Putting it all together

So, putting those 3 components together we have 3 sets of graphs. Top is heroin or Rx opioid initiation. Middle is OUD. And bottom is overdose. Left of the red dotted line is actually observed data, and to the right are the model predictions.

The top panels do give us reason to suspect the "depletion of susceptibles" hypothesis may have some truth. The number of new initiates has been dropping for a decade.

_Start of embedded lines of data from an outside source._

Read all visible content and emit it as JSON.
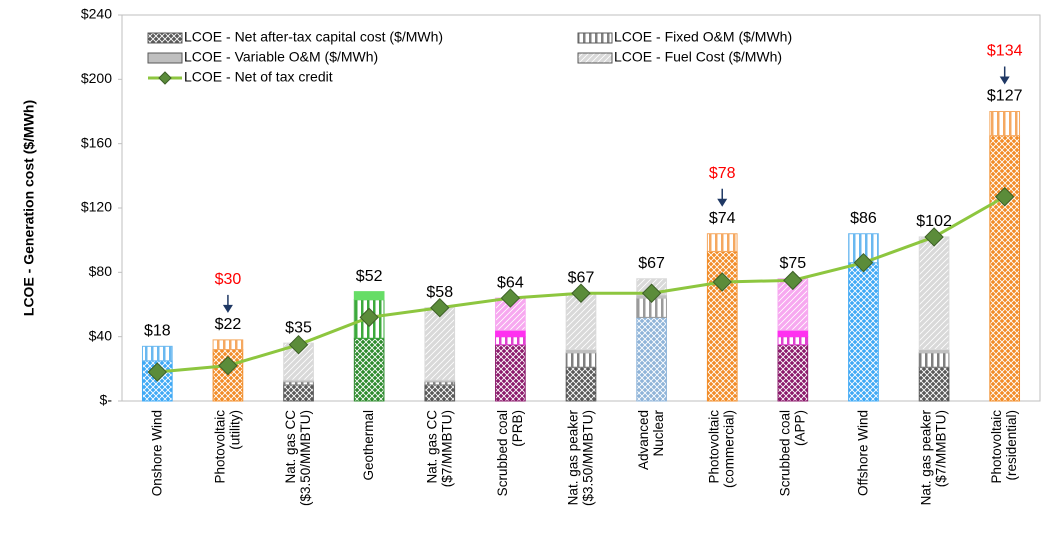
{
  "chart_data": {
    "type": "stacked_bar_line",
    "ylabel": "LCOE - Generation cost ($/MWh)",
    "categories": [
      "Onshore Wind",
      "Photovoltaic\n(utility)",
      "Nat. gas CC\n($3.50/MMBTU)",
      "Geothermal",
      "Nat. gas CC\n($7/MMBTU)",
      "Scrubbed coal\n(PRB)",
      "Nat. gas peaker\n($3.50/MMBTU)",
      "Advanced\nNuclear",
      "Photovoltaic\n(commercial)",
      "Scrubbed coal\n(APP)",
      "Offshore Wind",
      "Nat. gas peaker\n($7/MMBTU)",
      "Photovoltaic\n(residential)"
    ],
    "ylim": [
      0,
      240
    ],
    "yticks": [
      {
        "value": 0,
        "label": "$-"
      },
      {
        "value": 40,
        "label": "$40"
      },
      {
        "value": 80,
        "label": "$80"
      },
      {
        "value": 120,
        "label": "$120"
      },
      {
        "value": 160,
        "label": "$160"
      },
      {
        "value": 200,
        "label": "$200"
      },
      {
        "value": 240,
        "label": "$240"
      }
    ],
    "series": [
      {
        "name": "LCOE - Net after-tax capital cost ($/MWh)",
        "pattern": "cross",
        "color": "#595959",
        "colors": [
          "#3fa9f5",
          "#f28c28",
          "#595959",
          "#2e8b2e",
          "#595959",
          "#8b1a6b",
          "#595959",
          "#8fb4d9",
          "#f28c28",
          "#8b1a6b",
          "#3fa9f5",
          "#595959",
          "#f28c28"
        ],
        "values": [
          25,
          32,
          10,
          39,
          10,
          35,
          21,
          52,
          93,
          35,
          86,
          21,
          165
        ]
      },
      {
        "name": "LCOE - Fixed O&M ($/MWh)",
        "pattern": "vertical",
        "color": "#7f7f7f",
        "colors": [
          "#6ab8f0",
          "#f5a860",
          "#7f7f7f",
          "#3caa3c",
          "#7f7f7f",
          "#e040d0",
          "#7f7f7f",
          "#9a9a9a",
          "#f5a860",
          "#e040d0",
          "#6ab8f0",
          "#7f7f7f",
          "#f5a860"
        ],
        "values": [
          9,
          6,
          2,
          24,
          2,
          5,
          9,
          12,
          11,
          5,
          18,
          9,
          15
        ]
      },
      {
        "name": "LCOE - Variable O&M ($/MWh)",
        "pattern": "solid",
        "color": "#bfbfbf",
        "colors": [
          "#bfbfbf",
          "#bfbfbf",
          "#bfbfbf",
          "#66dd66",
          "#bfbfbf",
          "#ff30f0",
          "#bfbfbf",
          "#bfbfbf",
          "#bfbfbf",
          "#ff30f0",
          "#bfbfbf",
          "#bfbfbf",
          "#bfbfbf"
        ],
        "values": [
          0,
          0,
          1,
          5,
          1,
          4,
          2,
          2,
          0,
          4,
          0,
          2,
          0
        ]
      },
      {
        "name": "LCOE - Fuel Cost ($/MWh)",
        "pattern": "diag",
        "color": "#d9d9d9",
        "colors": [
          "#d9d9d9",
          "#d9d9d9",
          "#d9d9d9",
          "#d9d9d9",
          "#d9d9d9",
          "#f7a8f0",
          "#d9d9d9",
          "#d9d9d9",
          "#d9d9d9",
          "#f7a8f0",
          "#d9d9d9",
          "#d9d9d9",
          "#d9d9d9"
        ],
        "values": [
          0,
          0,
          23,
          0,
          45,
          20,
          35,
          10,
          0,
          32,
          0,
          70,
          0
        ]
      }
    ],
    "line": {
      "name": "LCOE - Net of tax credit",
      "color": "#8dc63f",
      "marker_color": "#5b8c3a",
      "values": [
        18,
        22,
        35,
        52,
        58,
        64,
        67,
        67,
        74,
        75,
        86,
        102,
        127
      ],
      "value_labels": [
        "$18",
        "$22",
        "$35",
        "$52",
        "$58",
        "$64",
        "$67",
        "$67",
        "$74",
        "$75",
        "$86",
        "$102",
        "$127"
      ]
    },
    "annotations": {
      "color": "#ff0000",
      "values": [
        null,
        30,
        null,
        null,
        null,
        null,
        null,
        null,
        78,
        null,
        null,
        null,
        134
      ],
      "value_labels": [
        null,
        "$30",
        null,
        null,
        null,
        null,
        null,
        null,
        "$78",
        null,
        null,
        null,
        "$134"
      ]
    }
  }
}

Let's zoom in and focus on the bottom row for overdoses:

First, note the left panel. Deaths from Rx opioids are MUCH lower than deaths from illicitly manufactured fentanyl (right panel). This jives with what has actually happened.

Worst of the worst

Now, on the right, we see the model predicting that ODs from street fentanyl and heroin. Sorry y'all, the pessimistic scenario is the most accurate one in green. The bold green line is the core model's prediction, and the light green represents different possible ways that dark green could like based on simulations. In other words, the top of the light green region is pretty close to what actually happened. I'll say that again: Our collective in the last few years was the worst case simulation using the most pessimistic model. Yeah, remember what we were saying about grief? It's what we've lived through. The worst of the worst scenario.

Despite that, the model still predicted that ODs were to start dropping in 2023 or 2024. And that's where we are today. Some states started dropping in late 2023, and most states show declines in OD into 2024.

Summary

So in summary, I don't always trust models, but this one I do.

via GIPHY

To my knowledge, this was the only group of mathematical modelers who got this right. (Let me know if I'm wrong! opioiddatalab@unc.edu) For many of us, the sudden drop in overdose deaths over the past year has come as a surprise. It's hard to believe it, after all these decades of grief. We are inured to optimism. So, it gives us some hope to know that the most sophisticated prediction of our current state accurately portrays what much of the country has recently experienced.